Guidance: What to check before installing or using this skill: - Verify you have a trusted expanso-edge binary (the skill expects that binary but the registry metadata didn't declare it). Only run pipelines with a known, official expanso-edge binary. - The default behavior is local parsing, which is coherent with the skill's purpose. However the README/README.md suggests you can deploy the pipeline to Expanso Cloud (https://skills.expanso.io). Avoid deploying pipelines that will process sensitive data unless you understand the cloud provider's policies and authentication requirements. - The pipelines add an input_hash (sha256) and trace_id to metadata. Hashes can sometimes be used to correlate or identify inputs; if you deploy or forward outputs, be aware this metadata will be included. - If you run MCP mode, it binds to 0.0.0.0:${PORT} — ensure you don't expose that port to the public internet unless you want to accept remote JSON submissions. - If you need to be confident this skill is safe: ask the publisher for confirmation of the expanso-edge binary provenance, and whether any optional cloud deployment requires credentials or will store/inspect submitted data. You can also run the skill in an isolated environment and monitor network traffic while feeding non-sensitive test inputs. Confidence notes: medium — the core functionality is locally scoped and clear, but the undocumented runtime dependency and explicit cloud-deploy instructions introduce enough ambiguity about potential data transmission to warrant caution.

Review Dimensions

Purpose & Capability: noteThe skill's files and pipelines implement local JSON validation (parsing, error messages, simple stats) which matches the name. However the package registry metadata did not declare the runtime dependency on the expanso-edge binary even though SKILL.md and the pipelines require it; that's a mismatch in declared requirements.
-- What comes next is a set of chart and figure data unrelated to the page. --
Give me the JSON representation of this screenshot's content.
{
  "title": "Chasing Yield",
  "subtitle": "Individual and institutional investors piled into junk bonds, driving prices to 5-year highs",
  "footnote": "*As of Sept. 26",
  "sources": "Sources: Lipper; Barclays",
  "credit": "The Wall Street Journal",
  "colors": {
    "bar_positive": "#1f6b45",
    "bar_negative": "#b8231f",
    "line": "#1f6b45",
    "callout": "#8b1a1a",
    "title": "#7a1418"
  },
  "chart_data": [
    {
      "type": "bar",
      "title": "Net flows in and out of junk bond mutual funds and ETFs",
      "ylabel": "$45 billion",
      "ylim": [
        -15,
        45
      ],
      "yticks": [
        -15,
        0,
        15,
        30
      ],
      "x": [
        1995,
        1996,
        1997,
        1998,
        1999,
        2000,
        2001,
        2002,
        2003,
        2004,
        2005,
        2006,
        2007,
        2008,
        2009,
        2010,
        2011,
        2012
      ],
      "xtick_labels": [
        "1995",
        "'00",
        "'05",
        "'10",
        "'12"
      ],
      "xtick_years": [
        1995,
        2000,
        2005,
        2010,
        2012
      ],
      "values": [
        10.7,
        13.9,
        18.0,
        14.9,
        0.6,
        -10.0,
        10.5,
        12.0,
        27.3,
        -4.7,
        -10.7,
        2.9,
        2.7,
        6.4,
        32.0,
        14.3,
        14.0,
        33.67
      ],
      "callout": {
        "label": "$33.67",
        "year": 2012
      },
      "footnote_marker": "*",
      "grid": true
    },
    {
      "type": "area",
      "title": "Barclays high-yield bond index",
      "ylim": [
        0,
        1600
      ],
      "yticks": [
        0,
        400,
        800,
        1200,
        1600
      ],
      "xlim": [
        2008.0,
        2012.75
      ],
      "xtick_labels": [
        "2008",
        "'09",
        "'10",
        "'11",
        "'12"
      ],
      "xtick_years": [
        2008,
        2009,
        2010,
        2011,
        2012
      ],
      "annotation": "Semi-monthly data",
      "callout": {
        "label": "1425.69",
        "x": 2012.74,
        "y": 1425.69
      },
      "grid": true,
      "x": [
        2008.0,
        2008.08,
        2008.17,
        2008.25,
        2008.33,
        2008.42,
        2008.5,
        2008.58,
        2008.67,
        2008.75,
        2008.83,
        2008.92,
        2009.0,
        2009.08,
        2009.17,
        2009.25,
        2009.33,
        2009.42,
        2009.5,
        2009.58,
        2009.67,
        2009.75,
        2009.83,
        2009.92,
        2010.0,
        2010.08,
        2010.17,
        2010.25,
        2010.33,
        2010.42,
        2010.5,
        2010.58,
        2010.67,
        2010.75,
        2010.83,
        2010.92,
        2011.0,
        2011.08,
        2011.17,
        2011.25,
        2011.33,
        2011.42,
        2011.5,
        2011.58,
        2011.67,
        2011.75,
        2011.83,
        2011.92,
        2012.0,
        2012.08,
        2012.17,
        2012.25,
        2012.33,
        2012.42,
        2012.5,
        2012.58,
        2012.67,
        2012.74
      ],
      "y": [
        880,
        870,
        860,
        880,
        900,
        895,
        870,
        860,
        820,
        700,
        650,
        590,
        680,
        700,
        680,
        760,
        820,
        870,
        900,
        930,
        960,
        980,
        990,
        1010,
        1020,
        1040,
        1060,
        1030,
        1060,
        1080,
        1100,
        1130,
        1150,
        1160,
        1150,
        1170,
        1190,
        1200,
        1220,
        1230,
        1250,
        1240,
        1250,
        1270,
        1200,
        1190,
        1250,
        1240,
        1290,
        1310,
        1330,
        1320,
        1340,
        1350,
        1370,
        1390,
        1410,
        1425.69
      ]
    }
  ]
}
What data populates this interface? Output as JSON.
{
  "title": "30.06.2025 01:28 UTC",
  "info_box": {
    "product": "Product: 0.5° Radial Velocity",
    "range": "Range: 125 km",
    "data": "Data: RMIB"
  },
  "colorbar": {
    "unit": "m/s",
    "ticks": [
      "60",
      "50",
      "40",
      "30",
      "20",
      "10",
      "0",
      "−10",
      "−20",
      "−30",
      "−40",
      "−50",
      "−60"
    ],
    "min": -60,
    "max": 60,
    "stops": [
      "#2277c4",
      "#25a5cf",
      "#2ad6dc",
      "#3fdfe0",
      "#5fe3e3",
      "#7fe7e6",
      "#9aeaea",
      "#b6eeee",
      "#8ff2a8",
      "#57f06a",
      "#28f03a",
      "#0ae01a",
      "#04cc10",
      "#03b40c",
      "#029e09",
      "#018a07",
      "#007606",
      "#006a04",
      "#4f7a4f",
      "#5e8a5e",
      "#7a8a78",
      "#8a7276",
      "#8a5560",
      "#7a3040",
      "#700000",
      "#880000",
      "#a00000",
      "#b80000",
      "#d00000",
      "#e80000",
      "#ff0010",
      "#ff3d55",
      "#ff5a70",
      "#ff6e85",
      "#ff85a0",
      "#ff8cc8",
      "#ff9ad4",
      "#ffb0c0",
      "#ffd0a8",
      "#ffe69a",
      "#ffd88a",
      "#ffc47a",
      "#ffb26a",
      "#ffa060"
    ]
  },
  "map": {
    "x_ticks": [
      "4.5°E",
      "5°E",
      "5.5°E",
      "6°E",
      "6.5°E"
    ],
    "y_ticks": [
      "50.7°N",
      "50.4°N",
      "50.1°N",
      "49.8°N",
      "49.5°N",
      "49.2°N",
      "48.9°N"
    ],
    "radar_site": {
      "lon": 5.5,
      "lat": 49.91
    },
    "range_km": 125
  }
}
Instruction Scope: concernSKILL.md and pipelines run locally and do not call external APIs by default, but SKILL.md includes a 'Deploy to Expanso Cloud' command that would send the pipeline to https://skills.expanso.io. The pipelines compute and include an input_hash (sha256) and other metadata in outputs — if you deploy or otherwise send results to a remote service this could leak hashed or derived information about inputs. The MCP pipeline also exposes an HTTP endpoint on 0.0.0.0 which, if publicly exposed, will accept posted content.
Install Mechanism: okThis is instruction-only and has no install script or downloads — lowest-risk install behavior. The only runtime dependency is the expanso-edge binary, which must already be present on PATH (not installed by the skill).
Credentials: noteThe skill declares no required environment variables or credentials (skill.yaml credentials: []). The MCP instructions reference PORT for binding, which is normal. Be aware that the skill records an input_hash and trace_id in metadata; while not credentials themselves, these fields could be sensitive if shipped to an external service.
Persistence & Privilege: okThe skill does not request always: true and does not modify other skills or system-wide settings. It runs locally and only listens on an HTTP port if you start MCP mode.